Sainte-Maline serra convulsivement les poings.

– Alors, dit-il, tant mieux, je jetterai mon épée à dix pas.

– Prenez garde, monsieur, car en ce cas je ne vous frapperai pas de la pointe.

– Bien, car alors j'aurai une raison de vous haïr, et je vous haïrai mortellement; puis un jour, un jour de faiblesse de votre part, je vous rattraperai comme vous venez de le faire, et je vous tuerai désespéré.

Ernauton remit son épée au fourreau.

– Vous êtes un homme étrange, dit-il, et je vous plains du plus profond de mon cœur.

– Vous me plaignez?

– Oui, car vous devez horriblement souffrir.

– Horriblement.

– Vous ne devez jamais aimer?

– Jamais.

– Mais vous avez des passions, au moins?

– Une seule.

– La jalousie, vous me l'avez dit.

– Oui, ce qui fait que je les ai toutes à un degré de honte et de malheur indicible: j'adore une femme dès qu'elle aime un autre que moi; j'aime l'or quand c'est une autre main qui le touche; je suis orgueilleux toujours par comparaison; je bois pour échauffer en moi la colère, c'est-à-dire pour la rendre aiguë quand elle n'est pas chronique, c'est-à-dire pour la faire éclater et brûler comme un tonnerre. Oh! oui, oui, vous l'avez dit, monsieur de Carmainges, je suis malheureux.

– Vous n'avez jamais essayé de devenir bon? demanda Ernauton.

– Je n'ai pas réussi.

– Qu'espérez-vous? que comptez-vous faire alors?

– Que fait la plante vénéneuse? elle a des fleurs comme les autres, et certaines gens savent en tirer une utilité. Que font l'ours et l'oiseau de proie? ils mordent, mais certains éleveurs savent les dresser à la chasse; voilà ce que je suis et ce que je serai probablement entre les mains de M. d'Épernon et de M. de Loignac jusqu'au jour où l'on dira: Cette plante est nuisible, arrachons-la; cette bête est enragée, tuons-la.
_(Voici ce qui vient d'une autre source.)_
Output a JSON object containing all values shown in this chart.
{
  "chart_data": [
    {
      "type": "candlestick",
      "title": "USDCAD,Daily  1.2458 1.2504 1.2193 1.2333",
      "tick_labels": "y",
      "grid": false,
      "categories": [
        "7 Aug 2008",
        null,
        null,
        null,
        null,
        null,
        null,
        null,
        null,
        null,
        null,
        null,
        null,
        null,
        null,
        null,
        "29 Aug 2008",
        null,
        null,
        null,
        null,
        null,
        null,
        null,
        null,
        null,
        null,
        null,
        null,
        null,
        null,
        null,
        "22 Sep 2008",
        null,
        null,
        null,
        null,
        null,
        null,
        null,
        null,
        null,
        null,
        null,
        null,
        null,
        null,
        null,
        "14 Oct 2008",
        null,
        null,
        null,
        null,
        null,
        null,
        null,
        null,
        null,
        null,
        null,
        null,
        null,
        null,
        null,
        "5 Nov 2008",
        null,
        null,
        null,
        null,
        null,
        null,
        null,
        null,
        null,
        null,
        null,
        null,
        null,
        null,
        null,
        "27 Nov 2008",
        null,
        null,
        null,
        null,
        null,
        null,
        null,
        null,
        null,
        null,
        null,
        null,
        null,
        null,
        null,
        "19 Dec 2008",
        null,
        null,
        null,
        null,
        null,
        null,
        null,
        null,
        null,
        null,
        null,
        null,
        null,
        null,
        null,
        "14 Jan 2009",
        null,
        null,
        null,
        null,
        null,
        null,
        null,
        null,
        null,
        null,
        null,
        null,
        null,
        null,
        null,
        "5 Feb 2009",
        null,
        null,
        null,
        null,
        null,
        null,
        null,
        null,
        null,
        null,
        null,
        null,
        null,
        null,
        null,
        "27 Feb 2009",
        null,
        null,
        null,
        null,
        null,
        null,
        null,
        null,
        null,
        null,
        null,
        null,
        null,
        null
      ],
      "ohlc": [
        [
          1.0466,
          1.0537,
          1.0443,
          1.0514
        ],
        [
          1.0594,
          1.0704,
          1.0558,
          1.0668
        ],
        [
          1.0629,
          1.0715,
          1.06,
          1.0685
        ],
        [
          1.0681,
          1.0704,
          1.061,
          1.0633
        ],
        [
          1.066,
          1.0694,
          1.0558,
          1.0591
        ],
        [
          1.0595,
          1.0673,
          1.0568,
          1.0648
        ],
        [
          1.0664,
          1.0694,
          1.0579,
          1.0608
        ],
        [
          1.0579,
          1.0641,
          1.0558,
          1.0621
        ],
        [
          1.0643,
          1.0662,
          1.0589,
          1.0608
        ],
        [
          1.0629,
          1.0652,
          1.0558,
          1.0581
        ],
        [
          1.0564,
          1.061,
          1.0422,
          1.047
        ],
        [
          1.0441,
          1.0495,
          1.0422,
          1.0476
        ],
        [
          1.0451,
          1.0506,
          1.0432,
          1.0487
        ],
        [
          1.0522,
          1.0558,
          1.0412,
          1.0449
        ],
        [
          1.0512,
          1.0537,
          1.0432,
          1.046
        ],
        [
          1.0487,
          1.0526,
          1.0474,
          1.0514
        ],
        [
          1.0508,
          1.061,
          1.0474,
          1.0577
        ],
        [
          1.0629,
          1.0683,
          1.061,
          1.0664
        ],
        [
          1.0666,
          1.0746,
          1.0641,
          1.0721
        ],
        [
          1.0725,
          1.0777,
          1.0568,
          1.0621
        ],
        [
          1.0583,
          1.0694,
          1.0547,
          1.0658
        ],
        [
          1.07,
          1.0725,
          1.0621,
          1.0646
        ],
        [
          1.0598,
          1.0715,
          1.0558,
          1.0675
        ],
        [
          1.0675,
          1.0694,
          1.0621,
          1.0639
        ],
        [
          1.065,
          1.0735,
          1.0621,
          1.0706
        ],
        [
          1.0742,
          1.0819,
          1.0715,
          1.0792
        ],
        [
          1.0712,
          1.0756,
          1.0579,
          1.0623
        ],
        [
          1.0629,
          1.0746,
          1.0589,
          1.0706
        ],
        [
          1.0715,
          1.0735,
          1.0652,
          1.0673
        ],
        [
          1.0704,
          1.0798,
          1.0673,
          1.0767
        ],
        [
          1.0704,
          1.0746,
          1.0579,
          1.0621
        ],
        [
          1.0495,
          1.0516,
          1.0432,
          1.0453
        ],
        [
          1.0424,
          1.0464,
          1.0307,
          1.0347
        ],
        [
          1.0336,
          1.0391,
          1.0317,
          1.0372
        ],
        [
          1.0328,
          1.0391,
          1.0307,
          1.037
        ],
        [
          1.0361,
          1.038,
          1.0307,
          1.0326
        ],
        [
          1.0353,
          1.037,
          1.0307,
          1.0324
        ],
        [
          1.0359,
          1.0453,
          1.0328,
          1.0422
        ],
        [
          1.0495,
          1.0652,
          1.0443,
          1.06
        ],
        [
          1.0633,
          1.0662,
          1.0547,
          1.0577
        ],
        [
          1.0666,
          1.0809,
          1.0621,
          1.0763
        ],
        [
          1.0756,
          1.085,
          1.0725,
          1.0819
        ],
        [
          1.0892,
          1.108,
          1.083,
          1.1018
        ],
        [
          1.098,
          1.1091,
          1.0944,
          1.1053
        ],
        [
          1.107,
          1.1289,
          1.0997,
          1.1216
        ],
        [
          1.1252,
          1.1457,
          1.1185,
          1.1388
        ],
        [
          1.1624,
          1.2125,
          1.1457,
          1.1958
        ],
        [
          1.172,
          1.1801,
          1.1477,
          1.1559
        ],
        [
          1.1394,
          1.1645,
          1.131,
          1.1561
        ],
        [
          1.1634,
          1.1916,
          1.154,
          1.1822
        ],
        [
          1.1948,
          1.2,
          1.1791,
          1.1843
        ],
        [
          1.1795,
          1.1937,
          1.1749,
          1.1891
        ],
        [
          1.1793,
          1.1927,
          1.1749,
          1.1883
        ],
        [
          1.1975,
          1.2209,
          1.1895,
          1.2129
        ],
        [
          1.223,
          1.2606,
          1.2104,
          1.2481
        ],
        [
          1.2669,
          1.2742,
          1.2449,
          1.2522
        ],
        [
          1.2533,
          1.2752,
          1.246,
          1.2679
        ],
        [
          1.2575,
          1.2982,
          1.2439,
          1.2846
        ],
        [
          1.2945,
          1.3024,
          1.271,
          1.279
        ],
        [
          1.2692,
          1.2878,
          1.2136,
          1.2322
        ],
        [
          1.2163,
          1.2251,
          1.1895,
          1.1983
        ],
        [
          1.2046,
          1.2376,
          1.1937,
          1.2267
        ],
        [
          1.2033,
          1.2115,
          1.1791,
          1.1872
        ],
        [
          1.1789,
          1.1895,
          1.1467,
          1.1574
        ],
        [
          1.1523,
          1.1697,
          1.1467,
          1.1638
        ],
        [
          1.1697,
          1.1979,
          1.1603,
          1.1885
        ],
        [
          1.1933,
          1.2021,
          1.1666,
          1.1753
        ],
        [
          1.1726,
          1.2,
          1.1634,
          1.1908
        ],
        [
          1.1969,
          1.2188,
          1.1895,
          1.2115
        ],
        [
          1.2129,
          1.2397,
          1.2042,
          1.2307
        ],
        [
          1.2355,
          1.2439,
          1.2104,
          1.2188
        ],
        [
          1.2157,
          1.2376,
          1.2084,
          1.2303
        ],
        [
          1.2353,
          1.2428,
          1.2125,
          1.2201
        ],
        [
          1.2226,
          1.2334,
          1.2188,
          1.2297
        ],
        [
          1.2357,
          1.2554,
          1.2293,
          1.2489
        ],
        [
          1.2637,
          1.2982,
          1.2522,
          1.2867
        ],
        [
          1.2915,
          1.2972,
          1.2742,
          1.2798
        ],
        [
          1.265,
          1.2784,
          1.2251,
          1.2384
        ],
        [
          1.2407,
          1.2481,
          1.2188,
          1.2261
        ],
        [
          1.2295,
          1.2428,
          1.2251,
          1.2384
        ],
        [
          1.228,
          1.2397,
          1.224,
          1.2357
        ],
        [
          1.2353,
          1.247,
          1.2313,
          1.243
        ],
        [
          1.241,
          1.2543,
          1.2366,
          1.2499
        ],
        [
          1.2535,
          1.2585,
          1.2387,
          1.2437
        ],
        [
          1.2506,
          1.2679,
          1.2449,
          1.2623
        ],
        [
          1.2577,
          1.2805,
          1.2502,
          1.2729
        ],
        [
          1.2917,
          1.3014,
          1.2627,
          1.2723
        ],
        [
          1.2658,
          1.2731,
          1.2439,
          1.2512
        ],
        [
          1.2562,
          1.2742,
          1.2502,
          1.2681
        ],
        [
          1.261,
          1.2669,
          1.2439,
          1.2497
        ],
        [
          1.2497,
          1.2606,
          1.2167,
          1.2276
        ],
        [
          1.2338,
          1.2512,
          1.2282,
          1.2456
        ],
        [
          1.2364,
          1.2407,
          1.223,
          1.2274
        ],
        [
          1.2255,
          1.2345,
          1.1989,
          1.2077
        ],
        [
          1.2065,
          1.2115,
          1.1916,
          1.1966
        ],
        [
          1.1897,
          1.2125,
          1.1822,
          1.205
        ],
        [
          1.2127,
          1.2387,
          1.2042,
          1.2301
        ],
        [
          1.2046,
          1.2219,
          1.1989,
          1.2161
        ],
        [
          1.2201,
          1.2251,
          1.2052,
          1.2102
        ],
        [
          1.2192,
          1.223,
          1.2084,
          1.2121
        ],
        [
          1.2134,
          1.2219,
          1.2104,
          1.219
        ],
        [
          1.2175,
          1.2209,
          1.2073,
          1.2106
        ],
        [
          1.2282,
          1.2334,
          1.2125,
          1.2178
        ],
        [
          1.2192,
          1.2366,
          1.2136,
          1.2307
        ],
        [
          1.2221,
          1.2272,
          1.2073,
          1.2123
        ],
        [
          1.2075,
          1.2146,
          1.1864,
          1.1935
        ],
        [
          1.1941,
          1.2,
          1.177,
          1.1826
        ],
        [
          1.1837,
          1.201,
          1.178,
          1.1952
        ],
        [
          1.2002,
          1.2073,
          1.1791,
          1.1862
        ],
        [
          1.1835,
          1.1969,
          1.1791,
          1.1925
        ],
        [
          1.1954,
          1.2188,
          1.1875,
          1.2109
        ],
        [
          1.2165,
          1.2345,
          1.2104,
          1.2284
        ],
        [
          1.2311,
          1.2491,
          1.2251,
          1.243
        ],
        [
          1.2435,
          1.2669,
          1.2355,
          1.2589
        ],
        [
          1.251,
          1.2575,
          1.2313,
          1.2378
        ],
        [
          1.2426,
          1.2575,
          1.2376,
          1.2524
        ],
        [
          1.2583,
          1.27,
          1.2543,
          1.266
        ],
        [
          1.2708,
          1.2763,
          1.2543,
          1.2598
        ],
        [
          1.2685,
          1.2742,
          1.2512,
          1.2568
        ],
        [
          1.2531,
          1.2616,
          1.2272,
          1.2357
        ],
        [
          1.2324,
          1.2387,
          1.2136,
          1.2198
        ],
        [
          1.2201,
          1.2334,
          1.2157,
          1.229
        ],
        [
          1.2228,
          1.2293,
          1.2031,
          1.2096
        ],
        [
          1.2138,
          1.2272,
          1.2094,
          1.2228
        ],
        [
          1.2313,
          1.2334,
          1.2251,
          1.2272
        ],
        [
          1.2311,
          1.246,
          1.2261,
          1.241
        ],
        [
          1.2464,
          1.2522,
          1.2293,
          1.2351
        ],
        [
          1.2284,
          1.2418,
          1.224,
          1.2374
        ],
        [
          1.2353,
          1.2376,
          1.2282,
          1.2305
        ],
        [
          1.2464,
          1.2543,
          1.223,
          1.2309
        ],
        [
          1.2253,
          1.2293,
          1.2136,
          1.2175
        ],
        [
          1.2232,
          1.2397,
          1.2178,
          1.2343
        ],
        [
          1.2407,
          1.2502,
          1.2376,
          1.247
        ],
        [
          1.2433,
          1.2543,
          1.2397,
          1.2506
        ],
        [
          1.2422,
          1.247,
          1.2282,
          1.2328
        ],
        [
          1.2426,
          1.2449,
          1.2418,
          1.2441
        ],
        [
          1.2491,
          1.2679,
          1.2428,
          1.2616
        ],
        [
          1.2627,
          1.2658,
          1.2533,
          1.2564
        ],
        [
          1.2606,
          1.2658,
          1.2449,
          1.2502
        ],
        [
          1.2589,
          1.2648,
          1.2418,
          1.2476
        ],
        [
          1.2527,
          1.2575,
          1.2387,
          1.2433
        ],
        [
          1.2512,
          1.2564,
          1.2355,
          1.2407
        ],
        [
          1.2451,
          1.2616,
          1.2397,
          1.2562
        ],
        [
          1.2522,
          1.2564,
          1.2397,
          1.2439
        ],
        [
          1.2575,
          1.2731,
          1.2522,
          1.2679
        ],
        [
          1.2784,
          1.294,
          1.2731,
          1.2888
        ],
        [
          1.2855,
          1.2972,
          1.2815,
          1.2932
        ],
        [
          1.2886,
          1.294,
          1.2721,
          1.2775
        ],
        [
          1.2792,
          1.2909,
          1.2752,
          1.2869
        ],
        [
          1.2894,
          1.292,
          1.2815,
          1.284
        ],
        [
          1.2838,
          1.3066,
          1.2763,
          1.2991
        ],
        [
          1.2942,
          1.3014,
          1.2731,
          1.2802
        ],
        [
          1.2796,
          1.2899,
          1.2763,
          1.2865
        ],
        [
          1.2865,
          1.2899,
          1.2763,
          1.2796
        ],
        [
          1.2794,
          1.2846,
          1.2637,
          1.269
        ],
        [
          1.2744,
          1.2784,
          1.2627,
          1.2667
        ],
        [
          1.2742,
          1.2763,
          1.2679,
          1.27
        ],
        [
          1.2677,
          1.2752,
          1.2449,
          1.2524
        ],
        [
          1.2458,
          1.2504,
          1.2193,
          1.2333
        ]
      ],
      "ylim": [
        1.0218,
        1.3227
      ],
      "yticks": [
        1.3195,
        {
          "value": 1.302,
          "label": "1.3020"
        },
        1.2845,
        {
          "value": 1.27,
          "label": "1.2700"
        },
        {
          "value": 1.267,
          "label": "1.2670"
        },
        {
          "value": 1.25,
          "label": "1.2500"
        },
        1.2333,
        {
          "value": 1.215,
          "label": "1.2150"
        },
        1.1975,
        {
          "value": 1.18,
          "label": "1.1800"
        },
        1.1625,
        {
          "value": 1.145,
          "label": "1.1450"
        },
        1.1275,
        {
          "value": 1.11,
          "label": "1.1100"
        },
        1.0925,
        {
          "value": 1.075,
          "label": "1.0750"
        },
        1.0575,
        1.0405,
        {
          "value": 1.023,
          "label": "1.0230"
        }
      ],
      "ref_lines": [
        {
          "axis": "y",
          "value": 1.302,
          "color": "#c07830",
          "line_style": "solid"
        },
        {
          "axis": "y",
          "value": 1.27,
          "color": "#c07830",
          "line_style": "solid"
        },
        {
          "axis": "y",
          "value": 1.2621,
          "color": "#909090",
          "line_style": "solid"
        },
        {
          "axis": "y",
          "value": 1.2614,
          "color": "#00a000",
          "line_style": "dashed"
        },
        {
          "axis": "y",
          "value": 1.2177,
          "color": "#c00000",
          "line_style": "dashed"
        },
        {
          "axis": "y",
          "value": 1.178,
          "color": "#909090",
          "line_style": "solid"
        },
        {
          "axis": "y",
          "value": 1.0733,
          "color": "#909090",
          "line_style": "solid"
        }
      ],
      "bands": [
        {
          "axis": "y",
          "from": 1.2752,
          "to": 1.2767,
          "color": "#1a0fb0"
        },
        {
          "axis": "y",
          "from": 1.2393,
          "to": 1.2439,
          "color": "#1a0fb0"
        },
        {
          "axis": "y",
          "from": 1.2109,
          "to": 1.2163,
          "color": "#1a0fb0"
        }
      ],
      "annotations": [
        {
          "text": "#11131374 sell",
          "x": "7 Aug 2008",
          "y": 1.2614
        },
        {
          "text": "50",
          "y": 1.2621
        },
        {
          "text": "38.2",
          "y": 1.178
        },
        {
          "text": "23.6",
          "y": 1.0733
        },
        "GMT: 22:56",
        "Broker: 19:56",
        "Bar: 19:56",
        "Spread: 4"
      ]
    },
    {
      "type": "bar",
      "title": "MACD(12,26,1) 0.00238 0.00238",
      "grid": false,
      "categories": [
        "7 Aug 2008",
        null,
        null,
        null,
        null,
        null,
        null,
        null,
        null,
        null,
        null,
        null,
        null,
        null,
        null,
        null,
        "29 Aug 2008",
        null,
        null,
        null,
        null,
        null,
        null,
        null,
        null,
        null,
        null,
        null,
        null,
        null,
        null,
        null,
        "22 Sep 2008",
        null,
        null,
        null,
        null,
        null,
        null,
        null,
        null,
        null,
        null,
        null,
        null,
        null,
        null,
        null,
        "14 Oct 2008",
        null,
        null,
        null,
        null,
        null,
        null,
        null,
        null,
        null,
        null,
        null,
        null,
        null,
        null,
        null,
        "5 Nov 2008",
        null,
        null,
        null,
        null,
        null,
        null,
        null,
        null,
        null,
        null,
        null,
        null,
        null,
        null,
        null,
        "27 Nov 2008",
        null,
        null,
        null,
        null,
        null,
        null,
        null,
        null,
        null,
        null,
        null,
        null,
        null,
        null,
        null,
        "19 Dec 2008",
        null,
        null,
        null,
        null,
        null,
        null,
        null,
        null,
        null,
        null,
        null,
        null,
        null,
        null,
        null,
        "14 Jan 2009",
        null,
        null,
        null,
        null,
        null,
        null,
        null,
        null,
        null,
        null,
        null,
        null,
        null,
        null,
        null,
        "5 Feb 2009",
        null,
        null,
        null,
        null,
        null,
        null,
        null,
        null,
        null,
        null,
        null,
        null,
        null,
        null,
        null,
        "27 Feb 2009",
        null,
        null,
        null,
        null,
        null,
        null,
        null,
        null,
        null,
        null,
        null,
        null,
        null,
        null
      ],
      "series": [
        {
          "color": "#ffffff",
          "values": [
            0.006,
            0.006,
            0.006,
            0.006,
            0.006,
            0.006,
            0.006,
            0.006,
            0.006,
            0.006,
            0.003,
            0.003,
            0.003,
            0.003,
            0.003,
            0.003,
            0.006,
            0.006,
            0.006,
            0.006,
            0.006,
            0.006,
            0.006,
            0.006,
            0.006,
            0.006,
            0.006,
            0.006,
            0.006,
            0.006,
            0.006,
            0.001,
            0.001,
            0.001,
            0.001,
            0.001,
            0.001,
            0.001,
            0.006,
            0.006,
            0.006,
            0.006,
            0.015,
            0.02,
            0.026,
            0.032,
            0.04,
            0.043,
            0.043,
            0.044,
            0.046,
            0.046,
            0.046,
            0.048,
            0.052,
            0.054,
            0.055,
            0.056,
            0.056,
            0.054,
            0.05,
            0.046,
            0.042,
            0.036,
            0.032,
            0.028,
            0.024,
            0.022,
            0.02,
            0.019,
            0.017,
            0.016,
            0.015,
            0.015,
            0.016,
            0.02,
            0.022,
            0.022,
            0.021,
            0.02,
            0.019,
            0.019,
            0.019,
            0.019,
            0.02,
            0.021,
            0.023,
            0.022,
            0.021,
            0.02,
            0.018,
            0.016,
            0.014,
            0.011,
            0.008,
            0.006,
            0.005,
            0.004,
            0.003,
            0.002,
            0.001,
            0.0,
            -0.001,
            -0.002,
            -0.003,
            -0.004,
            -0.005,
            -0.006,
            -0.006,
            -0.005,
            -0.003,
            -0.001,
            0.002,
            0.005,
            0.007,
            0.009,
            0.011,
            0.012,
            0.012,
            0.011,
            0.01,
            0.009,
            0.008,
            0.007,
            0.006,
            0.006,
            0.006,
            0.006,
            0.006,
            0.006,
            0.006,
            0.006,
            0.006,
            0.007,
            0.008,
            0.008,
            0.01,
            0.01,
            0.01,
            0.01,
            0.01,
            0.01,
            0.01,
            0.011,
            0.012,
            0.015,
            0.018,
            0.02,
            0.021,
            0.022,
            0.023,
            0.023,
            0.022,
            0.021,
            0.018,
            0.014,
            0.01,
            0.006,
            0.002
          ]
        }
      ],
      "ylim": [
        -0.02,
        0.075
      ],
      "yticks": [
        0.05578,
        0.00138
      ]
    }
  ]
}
Ernauton s'était calmé peu à peu. Sainte-Maline n'était plus pour lui un objet de colère, mais d'étude; il ressentait presque de la pitié pour cet homme que les circonstances avaient entraîné à lui faire de si singuliers aveux.

– Une grande fortune, et vous pouvez la faire ayant de grandes qualités, vous guérira, dit-il; développez-vous dans le sens de vos instincts, monsieur de Sainte-Maline, et vous réussirez à la guerre ou dans l'intrigue; alors, pouvant dominer, vous haïrez moins.

– Si haut que je m'élève, si profondément que je prenne racine, il y aura toujours au-dessus de moi des fortunes supérieures qui me blesseront; au-dessous, des rires sardoniques qui me déchireront les oreilles.

– Je vous plains, répéta Ernauton.

Et ce fut tout.

Ernauton alla à son cheval qu'il avait attaché à un arbre, et, le détachant, il se remit en selle.

Sainte-Maline n'avait pas quitté la bride du sien.

Tous deux reprirent la route de Paris, l'un muet et sombre de ce qu'il avait entendu, l'autre de ce qu'il avait dit.

Tout à coup Ernauton tendit la main à Sainte-Maline.

– Voulez-vous que j'essaie de vous guérir, lui dit-il, voyons?

– Pas un mot de plus, monsieur, dit Sainte-Maline; non, ne tentez pas cela, vous y échoueriez. Haïssez-moi, au contraire; et ce sera le moyen que je vous admire.

– Encore une fois, je vous plains, monsieur, dit Ernauton.

Une heure après, les deux cavaliers rentraient au Louvre et se dirigeaient vers le logis des quarante-cinq.

Le roi était sorti et ne devait rentrer que le soir.